There are several limitations of our study. The main limitation is that the comparison groups were not randomized and that there may have been unmeasured confounding. The direction of bias is likely to be an overestimate in the RR with diclofenac compared to ibuprofen, as ibuprofen appeared to be used by less severely ill patients than diclofenac. We also cannot exclude the possibility that there are small differences in cardiovascular toxicity between diclofenac, ibuprofen and naproxen. The RRs for MI risk were generally higher for diclofenac compared with ibuprofen and naproxen, but these values did not reach statistical significance after taking into account the exposure characteristics. Also, the patterns of MI risk over time appeared similar between the different NSAID types. Another limitation is that ibuprofen is available over the counter without prescription which can result in a misclassification of exposure. However, our results comparing current to past users with a similar history of NSAID use did not change when the analysis was restricted to patients aged 65 years or older. For elderly patients, there is no financial charge for dispensing a prescription, whilst there would be a charge for the over the counter medication. Another limitation of the study is that we evaluated a large number of subgroups and that not all subgroup analyses had been prespecified in the protocol. It would be very useful if our results on the association between MI and NSAID exposure characteristics were replicated in another high quality healthcare database.

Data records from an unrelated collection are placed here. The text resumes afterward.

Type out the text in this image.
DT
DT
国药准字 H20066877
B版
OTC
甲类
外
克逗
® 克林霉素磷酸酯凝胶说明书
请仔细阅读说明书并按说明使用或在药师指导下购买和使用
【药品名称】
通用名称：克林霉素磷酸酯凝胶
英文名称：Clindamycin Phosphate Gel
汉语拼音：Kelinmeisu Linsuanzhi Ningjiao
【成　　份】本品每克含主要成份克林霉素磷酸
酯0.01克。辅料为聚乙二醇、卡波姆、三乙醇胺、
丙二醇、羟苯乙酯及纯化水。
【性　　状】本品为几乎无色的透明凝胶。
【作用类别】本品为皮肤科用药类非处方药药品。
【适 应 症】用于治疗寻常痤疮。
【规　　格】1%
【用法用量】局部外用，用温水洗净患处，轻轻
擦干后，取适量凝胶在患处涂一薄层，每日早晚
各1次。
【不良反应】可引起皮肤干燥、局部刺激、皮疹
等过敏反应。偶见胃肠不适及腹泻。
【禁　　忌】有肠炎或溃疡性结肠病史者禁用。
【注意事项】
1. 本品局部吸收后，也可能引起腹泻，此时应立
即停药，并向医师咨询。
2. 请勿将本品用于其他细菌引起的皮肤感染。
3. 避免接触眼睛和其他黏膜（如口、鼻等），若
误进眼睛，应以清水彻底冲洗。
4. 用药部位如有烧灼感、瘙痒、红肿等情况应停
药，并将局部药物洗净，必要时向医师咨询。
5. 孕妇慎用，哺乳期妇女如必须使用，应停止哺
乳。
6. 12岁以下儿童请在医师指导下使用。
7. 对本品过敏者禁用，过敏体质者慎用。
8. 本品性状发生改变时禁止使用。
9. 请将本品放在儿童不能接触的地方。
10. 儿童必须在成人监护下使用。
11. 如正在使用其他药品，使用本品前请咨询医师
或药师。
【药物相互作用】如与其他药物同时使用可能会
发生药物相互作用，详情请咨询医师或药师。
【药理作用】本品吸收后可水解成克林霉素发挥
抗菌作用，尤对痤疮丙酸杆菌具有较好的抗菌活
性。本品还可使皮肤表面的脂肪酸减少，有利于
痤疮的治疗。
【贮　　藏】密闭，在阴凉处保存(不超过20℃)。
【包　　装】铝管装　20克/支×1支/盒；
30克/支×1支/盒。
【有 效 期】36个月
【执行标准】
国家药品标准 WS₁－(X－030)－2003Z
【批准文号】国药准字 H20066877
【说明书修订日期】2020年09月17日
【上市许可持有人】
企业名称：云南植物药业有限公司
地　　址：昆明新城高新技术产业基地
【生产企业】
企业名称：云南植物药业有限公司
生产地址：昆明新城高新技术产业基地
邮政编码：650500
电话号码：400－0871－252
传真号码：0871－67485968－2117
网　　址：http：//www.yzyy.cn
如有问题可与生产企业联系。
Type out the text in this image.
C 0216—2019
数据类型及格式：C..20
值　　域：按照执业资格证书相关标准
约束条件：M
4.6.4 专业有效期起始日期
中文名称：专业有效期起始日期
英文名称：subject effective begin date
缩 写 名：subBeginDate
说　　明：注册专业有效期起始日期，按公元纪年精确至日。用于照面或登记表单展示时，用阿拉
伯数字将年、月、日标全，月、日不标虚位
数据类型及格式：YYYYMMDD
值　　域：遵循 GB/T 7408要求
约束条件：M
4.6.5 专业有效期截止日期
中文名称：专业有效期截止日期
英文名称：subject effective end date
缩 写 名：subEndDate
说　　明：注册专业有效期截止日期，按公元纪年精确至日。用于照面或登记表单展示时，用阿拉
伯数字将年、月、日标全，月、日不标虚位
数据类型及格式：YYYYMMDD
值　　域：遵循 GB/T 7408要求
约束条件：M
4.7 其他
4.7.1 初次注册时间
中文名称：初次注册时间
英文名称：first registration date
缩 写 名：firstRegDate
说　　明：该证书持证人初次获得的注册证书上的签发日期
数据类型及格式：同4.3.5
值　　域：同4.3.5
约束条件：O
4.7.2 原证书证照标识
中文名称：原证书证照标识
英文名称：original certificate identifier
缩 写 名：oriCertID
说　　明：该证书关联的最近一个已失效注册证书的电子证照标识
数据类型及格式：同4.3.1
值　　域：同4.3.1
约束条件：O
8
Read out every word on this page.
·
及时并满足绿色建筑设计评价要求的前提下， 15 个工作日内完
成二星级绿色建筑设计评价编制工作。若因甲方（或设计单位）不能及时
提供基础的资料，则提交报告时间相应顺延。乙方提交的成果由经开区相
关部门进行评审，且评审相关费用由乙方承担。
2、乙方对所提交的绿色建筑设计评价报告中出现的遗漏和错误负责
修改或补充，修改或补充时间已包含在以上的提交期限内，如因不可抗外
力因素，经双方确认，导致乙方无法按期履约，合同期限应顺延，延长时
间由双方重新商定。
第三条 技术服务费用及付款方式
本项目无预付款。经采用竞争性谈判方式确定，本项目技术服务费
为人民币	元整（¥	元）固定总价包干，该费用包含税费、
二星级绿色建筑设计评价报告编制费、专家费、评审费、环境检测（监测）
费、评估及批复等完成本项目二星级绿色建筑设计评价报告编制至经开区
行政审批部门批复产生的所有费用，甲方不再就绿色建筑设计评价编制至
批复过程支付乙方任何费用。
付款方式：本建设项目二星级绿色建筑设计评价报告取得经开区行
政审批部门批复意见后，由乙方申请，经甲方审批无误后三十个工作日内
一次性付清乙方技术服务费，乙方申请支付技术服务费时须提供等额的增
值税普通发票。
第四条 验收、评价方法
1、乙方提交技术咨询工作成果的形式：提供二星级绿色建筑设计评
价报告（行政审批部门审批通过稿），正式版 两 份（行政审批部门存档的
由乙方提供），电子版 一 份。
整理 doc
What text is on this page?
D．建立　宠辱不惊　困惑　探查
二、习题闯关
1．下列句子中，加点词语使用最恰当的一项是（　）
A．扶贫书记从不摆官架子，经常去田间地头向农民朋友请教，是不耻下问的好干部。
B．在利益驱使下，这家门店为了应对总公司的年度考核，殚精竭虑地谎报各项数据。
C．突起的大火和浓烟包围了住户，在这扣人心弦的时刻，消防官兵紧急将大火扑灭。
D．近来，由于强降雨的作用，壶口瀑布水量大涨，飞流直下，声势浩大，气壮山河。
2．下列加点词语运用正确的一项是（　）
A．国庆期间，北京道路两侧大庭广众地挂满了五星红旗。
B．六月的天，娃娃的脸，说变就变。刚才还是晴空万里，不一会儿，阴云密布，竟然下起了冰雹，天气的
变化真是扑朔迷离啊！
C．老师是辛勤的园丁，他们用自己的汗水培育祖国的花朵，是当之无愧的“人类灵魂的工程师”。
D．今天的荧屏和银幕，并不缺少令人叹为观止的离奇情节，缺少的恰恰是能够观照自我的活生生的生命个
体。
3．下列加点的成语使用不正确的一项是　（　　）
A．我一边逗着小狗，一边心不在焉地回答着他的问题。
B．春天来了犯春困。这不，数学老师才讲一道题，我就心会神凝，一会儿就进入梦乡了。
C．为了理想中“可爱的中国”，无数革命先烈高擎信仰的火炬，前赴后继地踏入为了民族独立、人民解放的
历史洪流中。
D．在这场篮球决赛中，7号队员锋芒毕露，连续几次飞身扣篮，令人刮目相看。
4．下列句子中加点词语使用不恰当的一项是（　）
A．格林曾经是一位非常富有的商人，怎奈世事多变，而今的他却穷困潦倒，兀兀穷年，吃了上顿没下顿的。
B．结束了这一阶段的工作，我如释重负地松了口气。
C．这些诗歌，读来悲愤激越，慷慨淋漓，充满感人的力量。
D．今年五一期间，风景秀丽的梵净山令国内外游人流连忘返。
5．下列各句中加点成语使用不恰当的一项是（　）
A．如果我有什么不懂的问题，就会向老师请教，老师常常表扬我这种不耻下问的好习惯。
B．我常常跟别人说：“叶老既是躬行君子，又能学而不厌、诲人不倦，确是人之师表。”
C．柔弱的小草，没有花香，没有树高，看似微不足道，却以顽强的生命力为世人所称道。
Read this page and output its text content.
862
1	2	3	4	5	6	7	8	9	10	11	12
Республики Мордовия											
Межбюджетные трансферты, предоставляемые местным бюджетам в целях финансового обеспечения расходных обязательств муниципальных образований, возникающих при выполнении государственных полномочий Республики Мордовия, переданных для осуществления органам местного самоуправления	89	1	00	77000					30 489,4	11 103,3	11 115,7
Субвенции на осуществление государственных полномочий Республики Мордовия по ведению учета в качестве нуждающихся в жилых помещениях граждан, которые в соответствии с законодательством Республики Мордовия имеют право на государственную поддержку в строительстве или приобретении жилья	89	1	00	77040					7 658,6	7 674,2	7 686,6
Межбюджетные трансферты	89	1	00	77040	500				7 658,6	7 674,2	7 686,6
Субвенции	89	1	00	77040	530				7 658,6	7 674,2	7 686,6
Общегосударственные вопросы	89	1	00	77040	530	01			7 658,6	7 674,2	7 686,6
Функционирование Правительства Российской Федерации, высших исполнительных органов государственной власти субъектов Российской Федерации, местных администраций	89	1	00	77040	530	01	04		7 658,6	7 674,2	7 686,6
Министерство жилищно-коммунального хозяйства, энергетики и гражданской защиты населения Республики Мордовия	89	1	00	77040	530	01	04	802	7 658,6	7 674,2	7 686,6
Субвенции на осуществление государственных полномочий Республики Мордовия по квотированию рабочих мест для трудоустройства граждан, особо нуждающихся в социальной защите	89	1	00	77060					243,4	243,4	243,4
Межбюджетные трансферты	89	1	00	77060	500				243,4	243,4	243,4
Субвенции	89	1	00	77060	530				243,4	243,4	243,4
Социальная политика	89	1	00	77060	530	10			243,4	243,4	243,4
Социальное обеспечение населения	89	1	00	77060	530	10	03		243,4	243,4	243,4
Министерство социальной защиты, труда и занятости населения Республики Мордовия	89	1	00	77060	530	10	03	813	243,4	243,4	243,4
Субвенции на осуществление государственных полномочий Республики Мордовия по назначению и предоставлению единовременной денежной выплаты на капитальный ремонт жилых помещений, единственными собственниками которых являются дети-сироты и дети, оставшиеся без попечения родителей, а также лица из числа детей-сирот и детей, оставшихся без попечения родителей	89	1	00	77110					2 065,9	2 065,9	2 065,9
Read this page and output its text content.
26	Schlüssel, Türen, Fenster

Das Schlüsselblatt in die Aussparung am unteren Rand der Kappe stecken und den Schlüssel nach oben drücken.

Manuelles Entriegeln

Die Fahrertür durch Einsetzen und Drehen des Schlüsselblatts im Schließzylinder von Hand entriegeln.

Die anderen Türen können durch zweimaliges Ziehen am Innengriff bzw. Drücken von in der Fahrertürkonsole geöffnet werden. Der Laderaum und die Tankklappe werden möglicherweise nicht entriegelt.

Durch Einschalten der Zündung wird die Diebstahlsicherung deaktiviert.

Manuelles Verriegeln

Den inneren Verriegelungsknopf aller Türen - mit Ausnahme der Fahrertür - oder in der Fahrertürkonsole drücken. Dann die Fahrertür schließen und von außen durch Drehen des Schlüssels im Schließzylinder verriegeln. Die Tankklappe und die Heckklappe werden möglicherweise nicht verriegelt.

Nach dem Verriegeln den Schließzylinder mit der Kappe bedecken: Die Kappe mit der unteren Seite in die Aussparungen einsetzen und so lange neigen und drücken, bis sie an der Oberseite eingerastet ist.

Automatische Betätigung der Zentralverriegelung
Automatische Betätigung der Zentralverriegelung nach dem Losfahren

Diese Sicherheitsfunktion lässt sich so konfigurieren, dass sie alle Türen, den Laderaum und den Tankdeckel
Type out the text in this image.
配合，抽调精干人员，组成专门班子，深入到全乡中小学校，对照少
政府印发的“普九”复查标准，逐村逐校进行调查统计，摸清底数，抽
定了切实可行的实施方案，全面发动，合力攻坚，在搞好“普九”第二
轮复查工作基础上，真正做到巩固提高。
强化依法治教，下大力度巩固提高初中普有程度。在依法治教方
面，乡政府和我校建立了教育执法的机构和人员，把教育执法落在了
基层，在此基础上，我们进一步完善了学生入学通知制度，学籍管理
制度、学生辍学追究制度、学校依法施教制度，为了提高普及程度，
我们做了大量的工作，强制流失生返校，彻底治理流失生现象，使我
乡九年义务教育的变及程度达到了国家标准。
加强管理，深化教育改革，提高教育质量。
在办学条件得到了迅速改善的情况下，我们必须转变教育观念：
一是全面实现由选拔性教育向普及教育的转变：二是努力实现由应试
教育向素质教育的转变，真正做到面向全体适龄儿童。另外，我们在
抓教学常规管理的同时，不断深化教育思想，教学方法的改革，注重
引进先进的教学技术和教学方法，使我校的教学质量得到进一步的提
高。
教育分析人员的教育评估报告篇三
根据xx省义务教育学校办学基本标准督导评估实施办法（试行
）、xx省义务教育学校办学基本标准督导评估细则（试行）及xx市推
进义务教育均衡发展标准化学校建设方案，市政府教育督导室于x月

In conclusion, patients using NSAIDs long-term had a substantially increased risk of MI, but this excess risk is likely to be explained by underlying disease severity. Diclofenac users had increased risks of MI compared with ibuprofen or naproxen, but these differences were mostly explained by heterogeneity in the way these drugs were used. The patterns of MI risk were similar between diclofenac, ibuprofen and naproxen after taking into account exposure characteristics.
Conflict of interest statement
No conflict on interest.
We thank Dr Lesley Wise for reviewing the paper. The views expressed in this paper are those of the authors and do not reflect the official policy or position of the Medicines and Healthcare products Regulatory Agency, UK.
Source of funding
This study was funded by the Division of Vigilance and Risk Management of Medicines of the Medicines and Healthcare Products Regulatory Agency, UK. GPRD is owned by the UK Department of Health and operates within the Medicines and Healthcare products Regulatory Agency (MHRA). GPRD is funded by the MHRA, Medical Research Council, various universities, contract research organizations and pharmaceutical companies.